The first weather suspension in World Series history fouls up the Phillies' possible championship clincher. Why am I not surprised?
The mood in Philadelphia shifted just as quickly as the autumn weather. Gearing up for glory (at one point, 10 outs away from glory) deteriorated into bewilderment and anger directed toward everyone and everything, from Major League Baseball to Fox Television. Indeed, the two are in cahoots regarding the ridiculousness of 8:30 p.m., East Coast, late-October baseball.
Early forecasts hinted at mist, a playable condition. The first few innings were played in these conditions. But those forecasts changed during the afternoon; the heavy stuff would hit Philadelphia head on. So Bud Selig weighed the odds, gambled and lost.
It’s the rigidity of baseball that has this observer most upset. Even shifting the start time to 7 would be impossible, when it should be so simple. All because of television, which thirsts for 8 p.m. to 11 p.m. Fox knows that old, impotent men, who wouldn't miss the World Series for anything, represent a broader market with deeper pockets than kids with bedtimes. The demographic who buys domestic beer, cell phones, iPods, satellite television, the Honda Fit and everything else Fox hocks during the World Series doesn’t have a problem with games that end near midnight. In golf, for example, they wouldn’t think twice about postponing a Major in questionable conditions. The demographic, consumers of luxury cars and mutual funds, is completely different.
Are there lessons to be learned from last night?
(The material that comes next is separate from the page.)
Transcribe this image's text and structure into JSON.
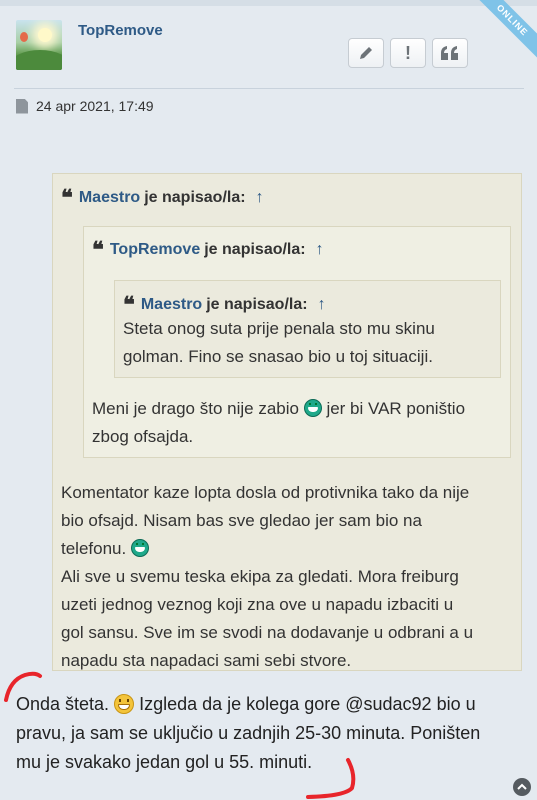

Sure, but no one’s listening. They’ll do everything possible to jam the rest of Game 5 into conditions that read like this: “Mostly cloudy and windy with rain tapering off. Lows in the lower 30s. West winds 15 to 25 mph. Gusts up to 40 mph in the evening.”
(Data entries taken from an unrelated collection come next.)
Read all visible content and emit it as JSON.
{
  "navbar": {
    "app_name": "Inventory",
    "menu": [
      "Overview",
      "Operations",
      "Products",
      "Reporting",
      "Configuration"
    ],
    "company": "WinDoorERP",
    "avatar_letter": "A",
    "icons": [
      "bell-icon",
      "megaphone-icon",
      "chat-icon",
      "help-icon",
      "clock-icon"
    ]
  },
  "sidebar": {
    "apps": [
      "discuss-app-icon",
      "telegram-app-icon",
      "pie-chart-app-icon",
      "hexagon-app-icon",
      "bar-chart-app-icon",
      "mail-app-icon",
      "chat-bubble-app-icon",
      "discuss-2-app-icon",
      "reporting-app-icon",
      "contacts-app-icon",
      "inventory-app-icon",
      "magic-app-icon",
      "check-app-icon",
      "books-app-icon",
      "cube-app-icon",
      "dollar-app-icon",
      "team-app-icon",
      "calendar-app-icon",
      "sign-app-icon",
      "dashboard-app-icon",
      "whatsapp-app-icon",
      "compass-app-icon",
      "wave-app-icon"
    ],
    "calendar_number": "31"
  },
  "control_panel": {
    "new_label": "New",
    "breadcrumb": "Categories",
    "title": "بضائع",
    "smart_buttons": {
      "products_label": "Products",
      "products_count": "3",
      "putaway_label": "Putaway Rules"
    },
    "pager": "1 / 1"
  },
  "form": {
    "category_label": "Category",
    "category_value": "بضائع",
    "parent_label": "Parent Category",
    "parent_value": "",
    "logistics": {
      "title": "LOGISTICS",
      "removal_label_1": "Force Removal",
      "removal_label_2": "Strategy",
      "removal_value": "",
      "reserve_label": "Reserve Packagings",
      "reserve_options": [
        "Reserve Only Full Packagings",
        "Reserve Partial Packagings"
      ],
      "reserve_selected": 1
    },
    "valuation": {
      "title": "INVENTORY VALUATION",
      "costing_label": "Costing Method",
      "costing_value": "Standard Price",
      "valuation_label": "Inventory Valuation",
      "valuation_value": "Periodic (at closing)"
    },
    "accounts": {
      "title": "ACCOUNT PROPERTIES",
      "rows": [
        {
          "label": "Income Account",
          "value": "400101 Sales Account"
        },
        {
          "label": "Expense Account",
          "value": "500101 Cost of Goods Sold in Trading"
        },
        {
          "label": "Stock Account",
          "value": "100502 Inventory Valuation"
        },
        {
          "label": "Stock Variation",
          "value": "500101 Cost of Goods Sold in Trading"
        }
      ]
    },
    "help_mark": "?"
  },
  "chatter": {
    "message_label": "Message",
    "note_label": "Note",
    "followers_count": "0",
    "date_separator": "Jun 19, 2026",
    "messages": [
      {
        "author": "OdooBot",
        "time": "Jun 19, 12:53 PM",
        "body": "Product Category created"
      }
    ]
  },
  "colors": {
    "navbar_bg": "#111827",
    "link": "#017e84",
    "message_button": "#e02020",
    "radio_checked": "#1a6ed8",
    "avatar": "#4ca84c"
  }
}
Ramifications: Charlie Manuel and Joe Maddon have some decisions to mull. When play resumes, the Phils will send a pinch hitter to the plate against right-hander Grant Balfour, who’s still on the mound for Tampa. The Phils could go left/right with one of their big bats, but it’s likely Maddon would counter with David Price. Manuel could call on someone like So Taguchi to lead off the inning as a way to get some speed on the bases for Jimmy Rollins and Jayson Werth, and preserve his big lefty bats, who would certainly be minimized by Maddon.
Tampa’s 3-4 hitters finally come through: Lost in the blame is the fact that Tampa’s 3-4 hitters, Carlos Pena and Evan Longoria, finally came through with big hits. Under miserable conditions, Pena’s RBI hit in the sixth, to drive in B.J. Upton, was the best execution the Rays had all series. It absolutely saved them.